BeIN Sports are the second-biggest overseas broadcast rights holders of the Premier League. They boast of a £500 million ($616 million) worth, three-year deal. The same broadcasters have now challenged the Premier League to block the Newcastle takeover. The Magpies are on the verge of a Newcastle takeover after 13 years under the leadership of UK businessman Mike Ashley.
It is reported that the Saudi Arabia Public Investment Fund will acquire an 80% stake in the Mike Ashley-owned Premier League club. The Saudi Arabia Public Investment Fund is led by the kingdom's Crown Prince and de facto ruler Prince Mohamed bin Salman - the son of King Salman.
Since 2017, Saudi-Qatar relations have hit a roadblock compelling Saudi Arabia to impose a blockade on the 2022 World Cup hosts. This battle is now being escalated in the Premier League with beIN Sports CEO Yousef al-Obaidly writing to Premier League chief executive Richard Masters, blaming the Saudi Arabia Public Investment Fund for its alleged involvement in the pirate TV network beoutQ, which has been broadcasting Premier League games illegally since 2017.

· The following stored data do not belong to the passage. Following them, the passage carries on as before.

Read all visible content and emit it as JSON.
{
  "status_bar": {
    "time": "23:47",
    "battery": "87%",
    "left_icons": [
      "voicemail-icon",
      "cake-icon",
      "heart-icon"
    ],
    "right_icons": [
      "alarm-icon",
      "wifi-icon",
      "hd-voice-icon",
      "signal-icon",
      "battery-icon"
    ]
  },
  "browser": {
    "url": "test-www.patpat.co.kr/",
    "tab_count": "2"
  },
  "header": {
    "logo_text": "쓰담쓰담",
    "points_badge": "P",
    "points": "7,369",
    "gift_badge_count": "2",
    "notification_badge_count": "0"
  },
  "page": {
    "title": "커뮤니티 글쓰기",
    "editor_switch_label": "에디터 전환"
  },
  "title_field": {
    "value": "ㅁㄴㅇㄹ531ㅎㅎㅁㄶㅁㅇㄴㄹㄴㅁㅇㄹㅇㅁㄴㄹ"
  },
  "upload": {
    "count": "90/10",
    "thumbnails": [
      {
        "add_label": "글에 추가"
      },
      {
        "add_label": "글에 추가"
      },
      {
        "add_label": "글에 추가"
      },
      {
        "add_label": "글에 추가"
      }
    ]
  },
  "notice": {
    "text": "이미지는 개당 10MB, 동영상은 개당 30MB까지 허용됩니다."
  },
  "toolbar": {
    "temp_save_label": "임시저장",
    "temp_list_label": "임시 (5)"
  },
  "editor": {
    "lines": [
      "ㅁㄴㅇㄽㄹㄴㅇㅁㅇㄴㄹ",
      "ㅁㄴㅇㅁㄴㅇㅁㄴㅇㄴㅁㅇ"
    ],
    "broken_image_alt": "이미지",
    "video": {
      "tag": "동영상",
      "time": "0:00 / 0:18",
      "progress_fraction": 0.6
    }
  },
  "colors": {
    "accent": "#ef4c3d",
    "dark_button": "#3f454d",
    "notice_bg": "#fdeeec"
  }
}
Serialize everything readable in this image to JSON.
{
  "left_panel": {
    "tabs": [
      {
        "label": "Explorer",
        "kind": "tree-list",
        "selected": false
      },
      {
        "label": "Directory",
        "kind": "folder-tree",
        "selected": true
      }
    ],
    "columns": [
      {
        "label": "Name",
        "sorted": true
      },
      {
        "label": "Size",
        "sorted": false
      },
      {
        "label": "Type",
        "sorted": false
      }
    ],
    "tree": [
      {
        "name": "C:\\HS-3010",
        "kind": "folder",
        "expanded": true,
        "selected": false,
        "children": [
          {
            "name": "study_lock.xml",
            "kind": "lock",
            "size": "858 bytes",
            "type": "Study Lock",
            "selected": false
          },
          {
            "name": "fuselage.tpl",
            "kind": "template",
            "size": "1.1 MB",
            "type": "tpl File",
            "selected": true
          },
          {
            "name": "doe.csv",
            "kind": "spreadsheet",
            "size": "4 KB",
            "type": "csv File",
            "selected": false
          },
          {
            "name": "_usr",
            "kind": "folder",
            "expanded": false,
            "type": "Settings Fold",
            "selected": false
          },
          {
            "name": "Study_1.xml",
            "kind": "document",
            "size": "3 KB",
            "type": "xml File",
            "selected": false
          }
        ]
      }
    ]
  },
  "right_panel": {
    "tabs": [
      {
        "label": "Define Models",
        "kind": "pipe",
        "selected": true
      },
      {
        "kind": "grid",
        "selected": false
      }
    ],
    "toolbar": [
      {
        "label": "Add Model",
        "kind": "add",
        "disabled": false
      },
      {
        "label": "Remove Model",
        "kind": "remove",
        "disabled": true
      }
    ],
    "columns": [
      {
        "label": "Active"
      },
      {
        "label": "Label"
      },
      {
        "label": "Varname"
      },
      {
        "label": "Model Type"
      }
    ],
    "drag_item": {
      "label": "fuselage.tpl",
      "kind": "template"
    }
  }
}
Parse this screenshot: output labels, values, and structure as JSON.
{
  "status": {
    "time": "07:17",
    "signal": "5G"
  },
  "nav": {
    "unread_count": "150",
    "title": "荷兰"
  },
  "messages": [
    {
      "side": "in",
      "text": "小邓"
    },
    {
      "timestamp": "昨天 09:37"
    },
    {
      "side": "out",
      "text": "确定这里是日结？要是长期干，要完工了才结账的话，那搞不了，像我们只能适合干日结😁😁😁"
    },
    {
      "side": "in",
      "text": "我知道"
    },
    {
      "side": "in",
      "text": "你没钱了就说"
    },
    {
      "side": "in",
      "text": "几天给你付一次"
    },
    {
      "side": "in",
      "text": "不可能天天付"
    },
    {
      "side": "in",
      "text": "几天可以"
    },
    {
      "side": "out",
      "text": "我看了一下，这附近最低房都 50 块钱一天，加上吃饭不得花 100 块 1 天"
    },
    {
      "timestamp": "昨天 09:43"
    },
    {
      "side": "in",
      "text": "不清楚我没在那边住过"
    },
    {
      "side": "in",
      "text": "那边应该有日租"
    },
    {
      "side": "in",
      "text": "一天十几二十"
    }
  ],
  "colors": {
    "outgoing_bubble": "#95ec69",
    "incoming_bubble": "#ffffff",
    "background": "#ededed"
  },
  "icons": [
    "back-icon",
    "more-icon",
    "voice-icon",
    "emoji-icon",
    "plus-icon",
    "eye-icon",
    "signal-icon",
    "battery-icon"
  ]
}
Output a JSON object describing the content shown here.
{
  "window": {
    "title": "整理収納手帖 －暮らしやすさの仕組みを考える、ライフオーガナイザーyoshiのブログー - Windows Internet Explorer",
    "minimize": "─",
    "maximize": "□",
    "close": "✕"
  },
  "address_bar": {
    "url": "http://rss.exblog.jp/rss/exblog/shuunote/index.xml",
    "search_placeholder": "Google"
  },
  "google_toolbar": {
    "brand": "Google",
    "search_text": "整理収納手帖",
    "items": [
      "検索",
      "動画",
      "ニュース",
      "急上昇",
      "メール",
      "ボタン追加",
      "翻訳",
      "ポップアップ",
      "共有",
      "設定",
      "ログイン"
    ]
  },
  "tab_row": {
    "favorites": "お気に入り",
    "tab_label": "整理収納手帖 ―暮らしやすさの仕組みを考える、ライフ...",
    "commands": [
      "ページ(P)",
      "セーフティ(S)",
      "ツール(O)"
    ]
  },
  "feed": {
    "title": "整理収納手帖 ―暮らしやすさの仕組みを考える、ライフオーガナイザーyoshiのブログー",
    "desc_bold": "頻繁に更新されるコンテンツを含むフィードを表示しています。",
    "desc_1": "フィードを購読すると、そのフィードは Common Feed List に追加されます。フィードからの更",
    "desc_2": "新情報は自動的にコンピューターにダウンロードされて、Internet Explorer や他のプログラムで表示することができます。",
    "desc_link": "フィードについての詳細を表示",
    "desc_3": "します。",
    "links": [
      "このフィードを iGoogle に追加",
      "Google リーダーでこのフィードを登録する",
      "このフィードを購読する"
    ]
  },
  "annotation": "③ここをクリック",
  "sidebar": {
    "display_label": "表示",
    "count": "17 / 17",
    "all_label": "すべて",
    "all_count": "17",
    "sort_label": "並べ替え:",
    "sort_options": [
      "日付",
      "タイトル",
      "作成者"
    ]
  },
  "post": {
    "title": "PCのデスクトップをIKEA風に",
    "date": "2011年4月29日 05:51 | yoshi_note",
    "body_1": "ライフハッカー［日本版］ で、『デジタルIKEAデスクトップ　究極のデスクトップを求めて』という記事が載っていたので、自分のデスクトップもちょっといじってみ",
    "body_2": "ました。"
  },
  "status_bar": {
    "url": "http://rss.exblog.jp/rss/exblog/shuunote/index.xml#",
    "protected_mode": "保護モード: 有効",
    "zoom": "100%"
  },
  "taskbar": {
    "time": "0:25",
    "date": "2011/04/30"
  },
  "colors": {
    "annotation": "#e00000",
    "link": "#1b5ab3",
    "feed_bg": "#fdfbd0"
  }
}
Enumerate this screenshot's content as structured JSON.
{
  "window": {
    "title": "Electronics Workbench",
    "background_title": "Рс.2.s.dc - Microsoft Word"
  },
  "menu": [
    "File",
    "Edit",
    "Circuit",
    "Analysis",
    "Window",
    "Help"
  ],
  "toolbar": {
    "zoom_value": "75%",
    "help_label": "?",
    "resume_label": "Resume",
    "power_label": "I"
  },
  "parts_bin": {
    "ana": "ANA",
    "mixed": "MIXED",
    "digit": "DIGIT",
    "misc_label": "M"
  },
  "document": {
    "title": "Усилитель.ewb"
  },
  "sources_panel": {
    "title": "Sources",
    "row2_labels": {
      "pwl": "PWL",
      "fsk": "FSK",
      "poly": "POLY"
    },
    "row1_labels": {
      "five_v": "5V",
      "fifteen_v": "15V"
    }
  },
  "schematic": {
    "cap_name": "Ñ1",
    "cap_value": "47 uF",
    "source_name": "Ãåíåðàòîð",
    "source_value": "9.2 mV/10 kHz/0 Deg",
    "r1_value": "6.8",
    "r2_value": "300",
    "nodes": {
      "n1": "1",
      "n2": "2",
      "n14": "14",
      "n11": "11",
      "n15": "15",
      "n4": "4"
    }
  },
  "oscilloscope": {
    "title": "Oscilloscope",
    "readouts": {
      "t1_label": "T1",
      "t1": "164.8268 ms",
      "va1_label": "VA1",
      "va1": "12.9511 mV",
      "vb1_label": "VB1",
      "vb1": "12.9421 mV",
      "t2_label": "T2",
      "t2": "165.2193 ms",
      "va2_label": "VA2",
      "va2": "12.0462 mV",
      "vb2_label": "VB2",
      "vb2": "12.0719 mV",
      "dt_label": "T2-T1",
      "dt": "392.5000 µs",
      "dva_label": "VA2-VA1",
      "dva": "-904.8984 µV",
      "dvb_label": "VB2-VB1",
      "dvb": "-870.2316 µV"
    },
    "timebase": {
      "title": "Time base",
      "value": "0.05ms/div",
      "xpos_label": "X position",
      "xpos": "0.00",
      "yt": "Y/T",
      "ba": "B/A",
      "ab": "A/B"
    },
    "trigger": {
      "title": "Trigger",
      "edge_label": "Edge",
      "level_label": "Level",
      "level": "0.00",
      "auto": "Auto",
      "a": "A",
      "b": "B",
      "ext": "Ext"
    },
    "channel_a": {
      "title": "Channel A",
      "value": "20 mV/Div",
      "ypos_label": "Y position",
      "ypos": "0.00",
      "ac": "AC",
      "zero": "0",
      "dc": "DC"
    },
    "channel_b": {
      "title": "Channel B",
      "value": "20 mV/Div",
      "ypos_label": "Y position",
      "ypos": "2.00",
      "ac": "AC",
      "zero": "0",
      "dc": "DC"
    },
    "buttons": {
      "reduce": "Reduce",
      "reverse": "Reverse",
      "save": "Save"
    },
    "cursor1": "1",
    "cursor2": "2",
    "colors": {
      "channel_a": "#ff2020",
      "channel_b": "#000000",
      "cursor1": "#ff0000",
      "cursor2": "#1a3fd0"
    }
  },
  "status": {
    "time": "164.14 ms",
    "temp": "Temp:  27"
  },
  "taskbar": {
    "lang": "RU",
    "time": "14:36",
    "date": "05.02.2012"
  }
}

Saudi Arabia has repeatedly denied allegations over its alleged involvement in the incident. The Premier League even spoke to nine law firms based out of Saudi Arabia, who either refused to act or recused themselves against the piracy allegations. The pirate network has reportedly led to millions in losses for beIN sports.
Al Obaidly, in his letter to the Premier League, asked the body to investigate the soon-to-be-announced Newcastle takeover. He also urged a thorough investigation into the role of the people who own shares in the Saudi Arabia Public Investment Fund, further asking for the matter to be taken up at the concerned levels if the deal does take place.